To gain fundamental insights into molecular control mechanisms of immune cell activation and immune tolerance, we analyse the mode of action of immune cells in preclinical models and novel 3D culture systems. With the help of genetic modifications, we try to identify important factors in the immune control and reveal their mode of action in detail. One particular focus lies on factors that influence T-cell differentiation and activation.
Patient studies play an equally important role. Using multi-parametric technologies (cytometry, imaging, scRNAseq), we uncover pathological changes in the composition and function of immune cells in patient cohorts or material. In the future, immune profiling should help to make individualised and targeted therapy decisions for specific disease courses in close cooperation with clinical partners for the benefit of the patient.

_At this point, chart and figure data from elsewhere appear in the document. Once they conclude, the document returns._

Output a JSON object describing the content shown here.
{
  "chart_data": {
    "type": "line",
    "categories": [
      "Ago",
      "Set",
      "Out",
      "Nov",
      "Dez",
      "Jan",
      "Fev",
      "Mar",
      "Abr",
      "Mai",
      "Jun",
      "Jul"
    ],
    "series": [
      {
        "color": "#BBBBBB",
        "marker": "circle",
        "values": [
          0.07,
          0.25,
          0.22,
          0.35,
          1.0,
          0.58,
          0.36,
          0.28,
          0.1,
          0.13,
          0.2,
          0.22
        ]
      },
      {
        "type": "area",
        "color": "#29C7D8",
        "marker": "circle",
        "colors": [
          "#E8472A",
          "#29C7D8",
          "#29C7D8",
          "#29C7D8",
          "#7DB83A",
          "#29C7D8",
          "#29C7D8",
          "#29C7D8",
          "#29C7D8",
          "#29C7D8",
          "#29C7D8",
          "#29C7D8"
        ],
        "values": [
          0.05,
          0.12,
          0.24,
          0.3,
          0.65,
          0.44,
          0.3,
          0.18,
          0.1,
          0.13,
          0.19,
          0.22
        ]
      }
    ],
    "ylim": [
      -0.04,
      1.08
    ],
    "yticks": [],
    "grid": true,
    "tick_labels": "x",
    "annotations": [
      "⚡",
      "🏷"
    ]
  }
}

The results of our preclinical investigations and clinical studies help to identify and implement new therapeutic approaches in the field of inflammatory, infectious and tumour diseases. One example of the successful implementation of this strategy in the past, is the administration of regulatory cells before or after kidney transplantation.
The technologies we use in our research group, give us a very comprehensive view of the phenotypic and functional characteristics of immune cells, which are based on large and complex data sets. In order to enable an efficient and user-friendly evaluation of these data sets in the future, we are working on the development of supporting bioinformatics algorithms.